Condensed from the original by Brigadier (Ret) Maurice Tugwell, who was a platoon commander in the race to Wismar – Ed.

Epilogue:

  
        Exercise HOLDFAST – 18 to 26 Sept. 1960

By LCol (Ret) J.C. Berezowski

    Exercise HOLDFAST was one of the largest NATO exercises staged in northern Federal Republic of Germany during the Cold War. Conducted by the 1st British Corps, it was the operational test of the Bundeswehr’s 6th Panzer-Grenadier Division (6PZ) to confirm operational readiness for assignment to NATO. (Because of the existing terms of occupation at the time, no German formations were permitted above divisional level.) HOLDFAST involved sea, land and air forces with some 80,000 troops participating. The Blue Force 6PZ was to defend south along the autobahn from east of Hamburg to Lübeck on the Baltic coast. In behind were a Danish division on the Kiel Canal and a second Danish reserve division being mobilized in Denmark.

    For the exercise, the autobahn was declared the Kleine Mollige (an excellent local beer) Canal.

The enemy Orange Force was built around 4 Canadian Infantry Brigade Group (4CIBG) concentrated southeast of Hamburg about 20 kilometers from the Soviet Zone and south of Wismar. Their mission was to simulate a Warsaw Pact force, attacking northwest forcing a crossing of the hypothetical canal; then proceeding northwest to capture a crossing on the Kiel Canal into Denmark.

    Under cover of darkness, 2nd Battalion, The Black Watch (RHC) was vanguard for 4CIBG and succeeded in “winkling” across the “Canal” in a number of spots. After the brigade reorganized in the forward assembly area, the Black Watch pushed off on the Violet route to the west while 1st   Canadian Guards moved east and north along Scarlet route, heading for the Kiel Canal. The 2nd   Queen’s Own Rifles were brigade reserve; A Battery, 1 RCHA and A Sqn 8th Canadian Hussars with Centurion tanks supported the Guards. B Battery, 1 RCHA and B Sqn 8th Canadian Hussars supported The Black Watch battle group.

    The advance northward proceeded unimpeded for some while. The Panzer Grenadiers were awaiting the massed attack prescribed by Soviet doctrine of the past (war). Meanwhile the Canadians pushed forward along two axes causing some havoc in the rear areas of 6PZ. The FOO with the vanguard on Violet route spotted a bundle of telephone cables laid out along the roadside ditch. Knowing that the Germans preferred land line over radio, he cut the bundle with pliers wrapping one end around the spare tire of his jeep. After driving some 100 yards, he cut the other end and drove off.
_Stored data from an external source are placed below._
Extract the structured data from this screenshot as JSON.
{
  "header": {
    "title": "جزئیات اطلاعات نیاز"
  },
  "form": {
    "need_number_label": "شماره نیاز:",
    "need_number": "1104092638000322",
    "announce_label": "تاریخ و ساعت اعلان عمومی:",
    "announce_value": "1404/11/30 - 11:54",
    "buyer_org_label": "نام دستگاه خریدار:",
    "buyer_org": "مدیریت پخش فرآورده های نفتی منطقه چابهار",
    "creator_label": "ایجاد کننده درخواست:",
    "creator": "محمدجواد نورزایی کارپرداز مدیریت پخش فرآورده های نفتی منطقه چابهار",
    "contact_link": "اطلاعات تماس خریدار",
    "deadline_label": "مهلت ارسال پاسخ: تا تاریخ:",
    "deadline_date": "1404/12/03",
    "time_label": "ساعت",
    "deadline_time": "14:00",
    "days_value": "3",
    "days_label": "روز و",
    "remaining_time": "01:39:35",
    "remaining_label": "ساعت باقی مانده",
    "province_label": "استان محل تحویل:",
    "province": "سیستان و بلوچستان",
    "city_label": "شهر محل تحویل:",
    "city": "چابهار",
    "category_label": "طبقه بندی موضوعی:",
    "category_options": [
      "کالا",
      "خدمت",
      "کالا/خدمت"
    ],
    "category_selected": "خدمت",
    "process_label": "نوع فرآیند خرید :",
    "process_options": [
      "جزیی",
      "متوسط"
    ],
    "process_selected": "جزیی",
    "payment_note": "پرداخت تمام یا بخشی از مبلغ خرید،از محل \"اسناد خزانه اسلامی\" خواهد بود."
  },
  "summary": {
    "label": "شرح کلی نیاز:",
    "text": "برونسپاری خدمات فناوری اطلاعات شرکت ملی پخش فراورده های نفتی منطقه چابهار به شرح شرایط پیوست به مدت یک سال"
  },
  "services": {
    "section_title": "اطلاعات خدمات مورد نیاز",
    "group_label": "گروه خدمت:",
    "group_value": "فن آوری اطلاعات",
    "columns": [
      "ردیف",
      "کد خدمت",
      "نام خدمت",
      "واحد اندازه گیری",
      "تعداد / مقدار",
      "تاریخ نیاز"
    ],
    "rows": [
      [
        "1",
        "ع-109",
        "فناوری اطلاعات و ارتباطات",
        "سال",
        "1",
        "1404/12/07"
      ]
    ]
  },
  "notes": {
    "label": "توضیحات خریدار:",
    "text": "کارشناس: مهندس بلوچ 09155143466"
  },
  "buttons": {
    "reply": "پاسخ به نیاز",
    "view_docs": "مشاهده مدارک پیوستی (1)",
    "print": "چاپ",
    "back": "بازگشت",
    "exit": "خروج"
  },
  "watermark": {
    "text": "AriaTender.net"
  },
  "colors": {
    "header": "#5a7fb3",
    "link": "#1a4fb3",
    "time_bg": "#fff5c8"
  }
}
    Mid-afternoon, the vanguard encountered its first serious opposition from 6 PZ at the major highway and railroad junction of Innien. A battle group attack was mounted with tanks and artillery in support. The umpires declared the town captured about 1600 hrs when the German troops were caught sun-tanning outside their tanks, by a regimental artillery fire plan (hypothetical) that bombarded their positions. In the meantime, during a right flanking by a troop of four centurion tanks from B Sqn, three tanks ended fouled in a peat bog. The grand finale to this phase was one of the most horrendous traffic jams in Innien since the Second World War.

    The next day saw a British airborne assault go in at three drop zones on the Canal and a British assault landing on the eastern edge of Kiel by a battalion with a squadron of tanks, all as part of Orange Force.  Meanwhile, intensive air sorties were flown against both sides.

     For the grand finale, the Canadians were umpired back from the Kiel Canal (having penetrated too swiftly) to defensible high ground. After 6PZ had redeployed to a new start line, they had the opportunity to launch one final assault on the dug-in units of 4CIBG.

    Some of today’s RUSI VI members participated in Ex HOLDFAST. They are:

    Undoubtedly, the author of Exercise HOLDFAST was familiar with the Russian attempt to occupy Denmark in the final days of the Second World War.